今回から、「第4章1(3)個人の責任と政府の責任」に入ります。
第4章(連載第71回から)では、日本が成熟社会に入ったことで、社会の問題と行政の課題が変化したことを説明しています。新しく生まれた格差と孤立という不安は、これまでの行政の方法では対応が難しいものでした。
新しい弱者が発見され、行政がその救済を引き受けることになりました。これまで個人や家庭の責任だったリスクが、政府の責任になりました。それが、行政の在り方に大きな変更を求めています。この変更は、国の在り方や憲法の議論にも及ぶ、大きなものだと、私は考えています。
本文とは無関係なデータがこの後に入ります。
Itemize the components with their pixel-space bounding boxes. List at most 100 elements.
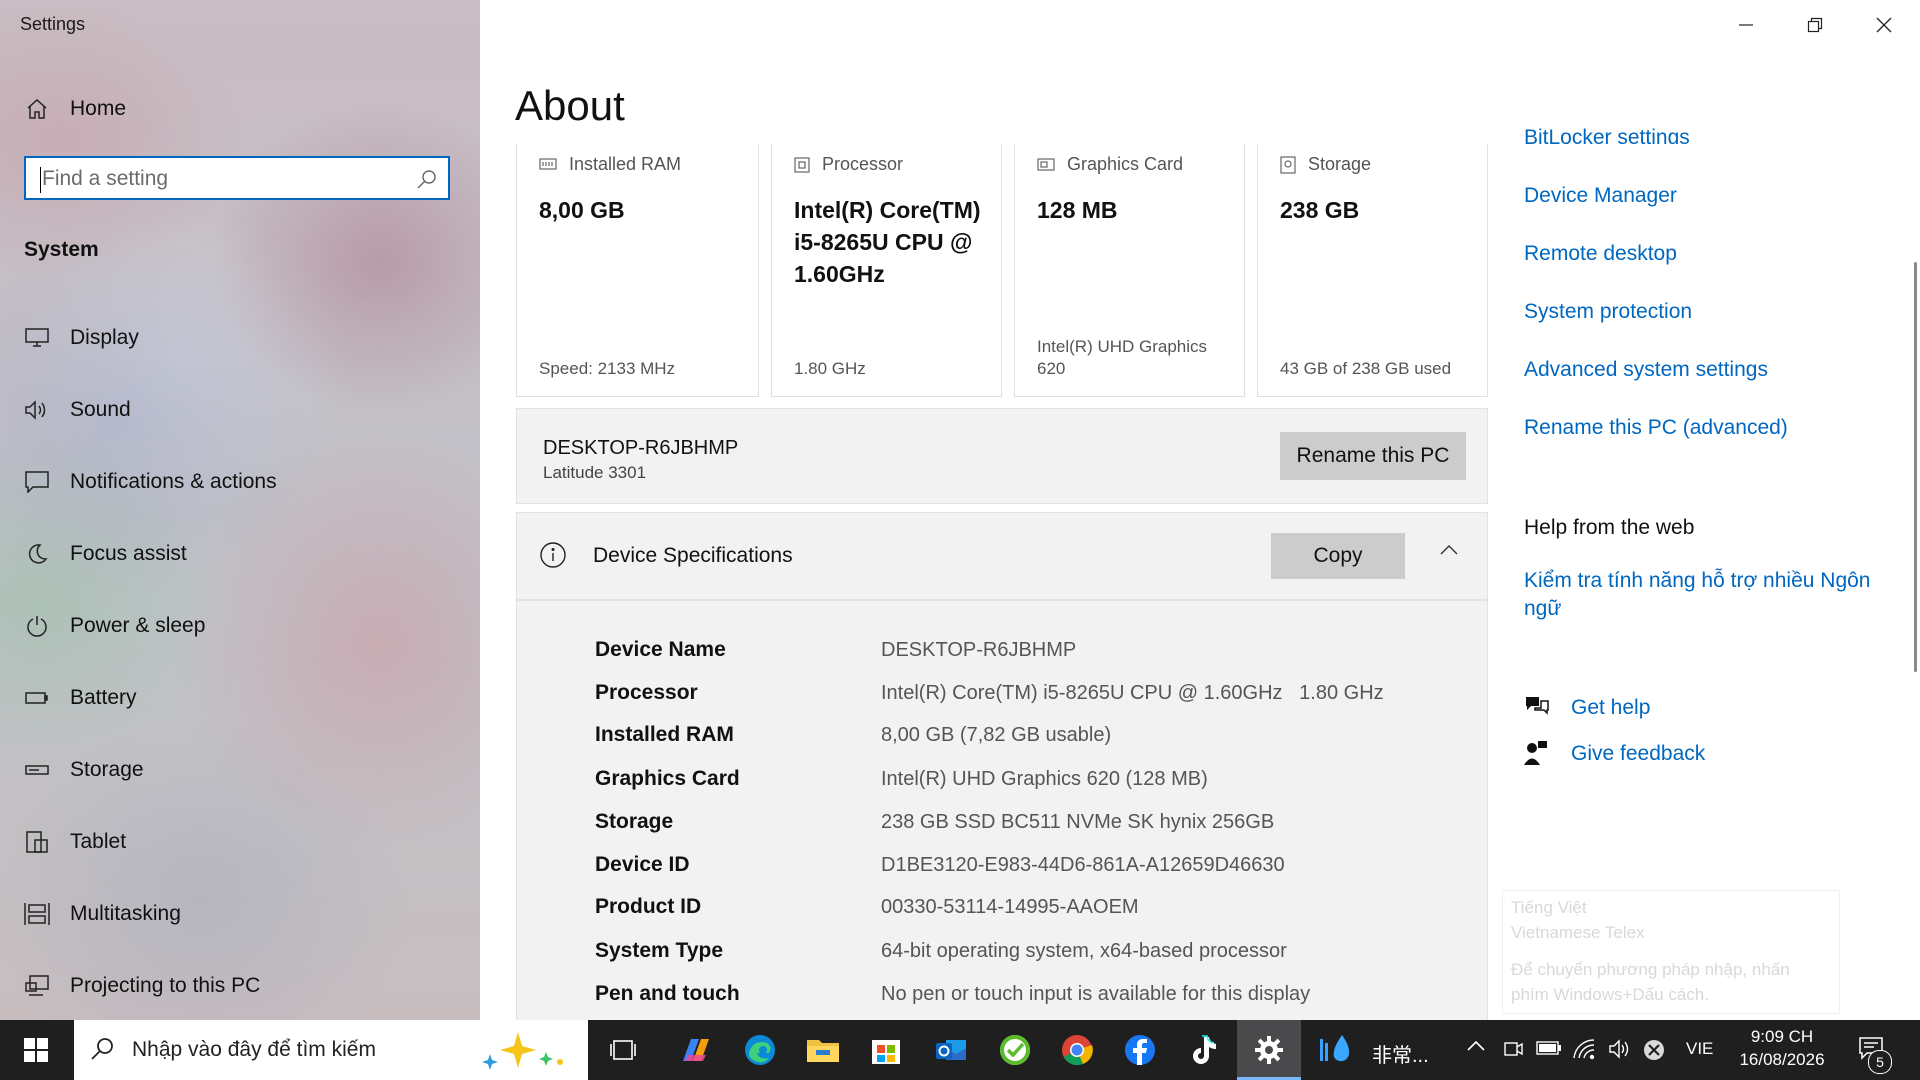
scrollbar-thumb[interactable] xyxy=(1914,262,1917,672)
spec-value: No pen or touch input is available for t… xyxy=(881,982,1311,1005)
system-protection-link[interactable]: System protection xyxy=(1524,300,1692,324)
copilot-icon[interactable] xyxy=(676,1030,716,1070)
card-value: 8,00 GB xyxy=(539,197,625,223)
chevron-up-icon[interactable] xyxy=(1439,543,1459,562)
storage-icon xyxy=(22,764,52,776)
rename-pc-advanced-link[interactable]: Rename this PC (advanced) xyxy=(1524,416,1788,440)
card-label: Processor xyxy=(822,154,904,174)
edge-icon[interactable] xyxy=(740,1030,780,1070)
search-input[interactable]: Find a setting xyxy=(24,156,450,200)
sidebar-item-display[interactable]: Display xyxy=(0,309,480,367)
spec-value: D1BE3120-E983-44D6-861A-A12659D46630 xyxy=(881,853,1285,876)
sidebar-item-label: Storage xyxy=(70,758,144,781)
card-value: 238 GB xyxy=(1280,197,1360,223)
restore-icon xyxy=(1807,17,1823,33)
sidebar-item-power-sleep[interactable]: Power & sleep xyxy=(0,597,480,655)
close-icon xyxy=(1876,17,1892,33)
minimize-button[interactable] xyxy=(1718,8,1774,42)
chevron-up-icon[interactable] xyxy=(1466,1039,1486,1058)
card-sub: 43 GB of 238 GB used xyxy=(1280,359,1452,378)
nav-home-label: Home xyxy=(70,97,127,120)
give-feedback-link[interactable]: Give feedback xyxy=(1571,742,1705,766)
language-indicator[interactable]: VIE xyxy=(1686,1039,1713,1059)
search-highlight-icon xyxy=(478,1028,578,1077)
tiktok-icon[interactable] xyxy=(1183,1030,1223,1070)
language-support-link[interactable]: Kiểm tra tính năng hỗ trợ nhiều Ngôn ngữ xyxy=(1524,567,1884,623)
bitlocker-link[interactable]: BitLocker settings xyxy=(1524,126,1690,144)
spec-row: Graphics Card Intel(R) UHD Graphics 620 (… xyxy=(595,764,1208,794)
spec-title: Device Specifications xyxy=(593,544,793,567)
chrome-icon[interactable] xyxy=(1057,1030,1097,1070)
taskbar-search[interactable]: Nhập vào đây để tìm kiếm xyxy=(74,1020,588,1080)
restore-button[interactable] xyxy=(1787,8,1843,42)
spec-row: System Type 64-bit operating system, x64-… xyxy=(595,936,1287,966)
network-icon[interactable] xyxy=(1572,1038,1596,1065)
card-graphics: Graphics Card 128 MB Intel(R) UHD Graphi… xyxy=(1014,144,1245,397)
spec-row: Processor Intel(R) Core(TM) i5-8265U CPU … xyxy=(595,678,1384,708)
search-placeholder: Find a setting xyxy=(42,167,169,190)
ime-off-icon[interactable] xyxy=(1642,1038,1666,1067)
settings-taskbar-button[interactable] xyxy=(1237,1020,1301,1080)
advanced-system-settings-link[interactable]: Advanced system settings xyxy=(1524,358,1768,382)
spec-row: Product ID 00330-53114-14995-AAOEM xyxy=(595,892,1139,922)
running-app-label[interactable]: 非常... xyxy=(1372,1039,1429,1068)
sidebar-item-battery[interactable]: Battery xyxy=(0,669,480,727)
sidebar-item-label: Display xyxy=(70,326,139,349)
card-installed-ram: Installed RAM 8,00 GB Speed: 2133 MHz xyxy=(516,144,759,397)
help-from-web-heading: Help from the web xyxy=(1524,516,1695,539)
spec-row: Device ID D1BE3120-E983-44D6-861A-A12659D… xyxy=(595,850,1285,880)
pc-model: Latitude 3301 xyxy=(543,463,647,482)
sidebar-item-sound[interactable]: Sound xyxy=(0,381,480,439)
settings-icon xyxy=(1255,1036,1283,1064)
sidebar-item-tablet[interactable]: Tablet xyxy=(0,813,480,871)
graphics-card-icon xyxy=(1037,157,1055,171)
copy-button[interactable]: Copy xyxy=(1271,533,1405,579)
sidebar-item-notifications[interactable]: Notifications & actions xyxy=(0,453,480,511)
clock[interactable]: 9:09 CH 16/08/2026 xyxy=(1720,1026,1844,1072)
search-icon[interactable] xyxy=(416,168,438,195)
microsoft-store-icon[interactable] xyxy=(866,1030,906,1070)
spec-key: Pen and touch xyxy=(595,982,740,1005)
spec-value: 00330-53114-14995-AAOEM xyxy=(881,895,1139,918)
close-button[interactable] xyxy=(1856,8,1912,42)
processor-icon xyxy=(794,156,810,173)
device-specifications-panel: Device Specifications Copy Device Name DE… xyxy=(516,512,1488,1020)
get-help-link[interactable]: Get help xyxy=(1571,696,1650,720)
spec-value: 238 GB SSD BC511 NVMe SK hynix 256GB xyxy=(881,810,1275,833)
water-app-icon[interactable] xyxy=(1316,1030,1356,1070)
spec-row: Device Name DESKTOP-R6JBHMP xyxy=(595,635,1076,665)
spec-key: Product ID xyxy=(595,895,702,918)
sidebar-item-label: Focus assist xyxy=(70,542,187,565)
nav-home[interactable]: Home xyxy=(0,80,480,138)
sidebar-item-label: Sound xyxy=(70,398,131,421)
sidebar-item-label: Battery xyxy=(70,686,137,709)
card-processor: Processor Intel(R) Core(TM) i5-8265U CPU… xyxy=(771,144,1002,397)
volume-icon[interactable] xyxy=(1608,1038,1632,1065)
facebook-icon[interactable] xyxy=(1120,1030,1160,1070)
start-button[interactable] xyxy=(16,1030,56,1070)
spec-value: Intel(R) Core(TM) i5-8265U CPU @ 1.60GHz… xyxy=(881,681,1384,704)
file-explorer-icon[interactable] xyxy=(803,1030,843,1070)
sidebar-item-label: Projecting to this PC xyxy=(70,974,261,997)
task-view-icon[interactable] xyxy=(603,1030,643,1070)
sidebar-item-multitasking[interactable]: Multitasking xyxy=(0,885,480,943)
sidebar-item-projecting[interactable]: Projecting to this PC xyxy=(0,957,480,1015)
clock-time: 9:09 CH xyxy=(1750,1027,1814,1046)
remote-desktop-link[interactable]: Remote desktop xyxy=(1524,242,1677,266)
green-app-icon[interactable] xyxy=(995,1030,1035,1070)
battery-tray-icon[interactable] xyxy=(1536,1040,1562,1061)
rename-pc-button[interactable]: Rename this PC xyxy=(1280,432,1466,480)
spec-value: 64-bit operating system, x64-based proce… xyxy=(881,939,1287,962)
text-caret xyxy=(40,167,41,193)
sidebar-item-storage[interactable]: Storage xyxy=(0,741,480,799)
speaker-icon xyxy=(22,399,52,421)
home-icon xyxy=(22,97,52,121)
meet-now-icon[interactable] xyxy=(1502,1038,1524,1065)
outlook-icon[interactable] xyxy=(931,1030,971,1070)
device-manager-link[interactable]: Device Manager xyxy=(1524,184,1677,208)
ime-line: Vietnamese Telex xyxy=(1511,923,1645,942)
sidebar-item-focus-assist[interactable]: Focus assist xyxy=(0,525,480,583)
spec-header[interactable]: Device Specifications Copy xyxy=(517,513,1487,601)
sidebar-item-label: Power & sleep xyxy=(70,614,206,637)
card-sub: Speed: 2133 MHz xyxy=(539,359,676,378)
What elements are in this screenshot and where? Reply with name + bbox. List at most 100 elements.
今回は、新しい弱者が発見され、その対応を拡充してきた歴史を振り返ります。
極めて簡単にまとめると、19世紀には労働者を発見し、次に働けない人たちを、20世紀後半に消費者を、21世紀には社会生活において自立できない人を発見したと言えるでしょう。
近代の行政の歴史は、弱者を発見し、それに対する救済の方法をつくってきた歴史です。国民みんなが必ずしも「自立した市民」ではないことを発見し、その人たちを支える手法をつくり出してきました。
そして今また、新しい種類の弱者が発見されました。その人たちを支援する手法は、これまでの社会保障を超えるものです。

2人孤独死

9月14日から朝日新聞社会面で、「2人孤独死」が連載されています。
内容は、記事を読んでいただくとして。高齢者の2人暮らしで、2人とも倒れる、あるいは世話をしていた方が倒れることでもう1人も倒れる事例が載っています。このようなことも起きるのですね。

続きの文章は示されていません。